Far back in the deep lot I see an ancient oak, thirty-inch trunk diameter, with a couple of damaged branches. It’s still a great tree.
ME: “Mmm, is it giving you too much shade? Let’s see, that direction is northwest. Why don’t you like the tree?”
CUSTOMER: “It drops branches on my lawn! And we have kids!”
ME[considering the chances of kids playing outside way back there in a wind storm]: “I will give you the name of a couple of professional arborists who might clean up the broken branches for you, and lighten the canopy for the tree’s health. You know, a mature tree like that is actually really good for the property as a windbreak and an excellent habitat tree for birds.”
CUSTOMER: “Forget the birds. I don’t want them pooping around here. We’re gonna put up a patio there.”

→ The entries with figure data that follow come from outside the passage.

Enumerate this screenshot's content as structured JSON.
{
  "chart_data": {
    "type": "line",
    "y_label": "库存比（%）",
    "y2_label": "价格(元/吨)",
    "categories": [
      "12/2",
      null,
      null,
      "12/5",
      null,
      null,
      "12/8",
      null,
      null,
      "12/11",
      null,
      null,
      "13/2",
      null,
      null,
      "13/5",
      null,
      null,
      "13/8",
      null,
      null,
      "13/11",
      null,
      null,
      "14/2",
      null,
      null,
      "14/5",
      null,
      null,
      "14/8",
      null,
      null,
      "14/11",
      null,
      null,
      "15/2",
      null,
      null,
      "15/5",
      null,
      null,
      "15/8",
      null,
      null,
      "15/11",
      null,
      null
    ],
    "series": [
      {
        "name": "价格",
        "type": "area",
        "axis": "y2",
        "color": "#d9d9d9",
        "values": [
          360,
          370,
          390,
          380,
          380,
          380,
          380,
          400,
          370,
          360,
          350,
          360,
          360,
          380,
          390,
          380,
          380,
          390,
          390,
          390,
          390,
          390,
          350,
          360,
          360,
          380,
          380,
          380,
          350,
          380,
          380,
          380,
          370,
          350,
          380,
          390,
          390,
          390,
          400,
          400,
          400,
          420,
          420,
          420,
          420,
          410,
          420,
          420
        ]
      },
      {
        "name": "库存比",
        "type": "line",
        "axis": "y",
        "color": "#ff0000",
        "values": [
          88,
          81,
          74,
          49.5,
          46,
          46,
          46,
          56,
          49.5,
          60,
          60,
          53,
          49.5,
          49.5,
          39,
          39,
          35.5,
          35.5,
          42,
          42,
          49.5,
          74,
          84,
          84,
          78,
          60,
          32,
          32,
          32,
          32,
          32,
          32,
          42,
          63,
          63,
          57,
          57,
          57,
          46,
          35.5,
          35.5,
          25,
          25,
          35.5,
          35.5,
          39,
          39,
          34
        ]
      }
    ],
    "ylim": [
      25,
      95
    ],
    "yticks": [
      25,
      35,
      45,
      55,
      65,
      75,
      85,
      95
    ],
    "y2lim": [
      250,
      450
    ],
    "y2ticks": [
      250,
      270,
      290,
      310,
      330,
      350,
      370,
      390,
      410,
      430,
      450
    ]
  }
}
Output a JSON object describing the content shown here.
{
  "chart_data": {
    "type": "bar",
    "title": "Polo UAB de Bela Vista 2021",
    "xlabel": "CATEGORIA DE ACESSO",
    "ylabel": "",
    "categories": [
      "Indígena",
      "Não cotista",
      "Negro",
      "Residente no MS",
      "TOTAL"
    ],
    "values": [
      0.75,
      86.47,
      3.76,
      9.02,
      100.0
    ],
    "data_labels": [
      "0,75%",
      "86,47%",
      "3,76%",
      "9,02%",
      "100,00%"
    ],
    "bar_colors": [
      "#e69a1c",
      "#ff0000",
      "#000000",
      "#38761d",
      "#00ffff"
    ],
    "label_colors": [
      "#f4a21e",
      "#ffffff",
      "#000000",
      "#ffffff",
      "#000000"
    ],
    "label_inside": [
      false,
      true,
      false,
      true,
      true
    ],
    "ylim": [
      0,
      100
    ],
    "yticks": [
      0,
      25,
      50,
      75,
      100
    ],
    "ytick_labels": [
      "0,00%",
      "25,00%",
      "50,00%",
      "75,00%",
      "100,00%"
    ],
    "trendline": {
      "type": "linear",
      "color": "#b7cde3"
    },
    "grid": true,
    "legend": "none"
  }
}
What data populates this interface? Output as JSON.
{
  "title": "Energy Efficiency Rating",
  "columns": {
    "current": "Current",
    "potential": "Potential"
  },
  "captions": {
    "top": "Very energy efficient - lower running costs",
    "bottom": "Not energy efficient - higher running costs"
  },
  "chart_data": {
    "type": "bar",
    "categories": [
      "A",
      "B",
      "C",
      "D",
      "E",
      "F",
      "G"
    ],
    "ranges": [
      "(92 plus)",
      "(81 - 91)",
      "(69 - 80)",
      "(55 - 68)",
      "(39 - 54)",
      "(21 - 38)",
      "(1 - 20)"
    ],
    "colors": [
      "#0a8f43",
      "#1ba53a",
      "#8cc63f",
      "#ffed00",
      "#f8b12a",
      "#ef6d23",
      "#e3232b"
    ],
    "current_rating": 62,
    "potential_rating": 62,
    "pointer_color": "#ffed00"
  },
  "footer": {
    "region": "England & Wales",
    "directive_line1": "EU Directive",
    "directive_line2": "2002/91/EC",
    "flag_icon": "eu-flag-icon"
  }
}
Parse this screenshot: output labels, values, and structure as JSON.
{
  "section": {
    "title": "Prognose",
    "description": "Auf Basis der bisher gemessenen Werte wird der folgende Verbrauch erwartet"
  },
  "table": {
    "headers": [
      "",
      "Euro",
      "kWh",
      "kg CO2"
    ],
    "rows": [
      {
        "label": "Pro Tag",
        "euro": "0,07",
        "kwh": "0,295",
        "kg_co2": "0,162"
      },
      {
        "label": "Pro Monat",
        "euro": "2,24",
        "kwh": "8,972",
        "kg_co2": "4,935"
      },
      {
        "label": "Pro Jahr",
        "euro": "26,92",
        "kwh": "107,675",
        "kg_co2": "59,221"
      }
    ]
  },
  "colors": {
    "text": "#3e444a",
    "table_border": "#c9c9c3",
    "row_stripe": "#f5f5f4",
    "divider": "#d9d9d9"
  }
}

The visit wears on. He wants flowers by the deck (but none that attract bees). He wants to replace those boxwoods and junipers (so much trouble to clip every year) and get some “low-maintenance” Canada hemlocks. He wants the row of blue spruces to stay shorter and narrower (already having topped and chopped them this spring). He’s getting rid of mulch because it gets in the lawnmower and asks me where he can get some of that white gravel because it looks so neat. All I can do is listen, make notes with recommendations of suitable plants and best landscape practices to give to him—although he is not listening to me—and leave literature about proper planting, watering, and pruning. Perhaps he will find a landscaper to do what he wants so that he can have a sterile, flowerless, leafless, insect-, and bird-free yard. So very sad.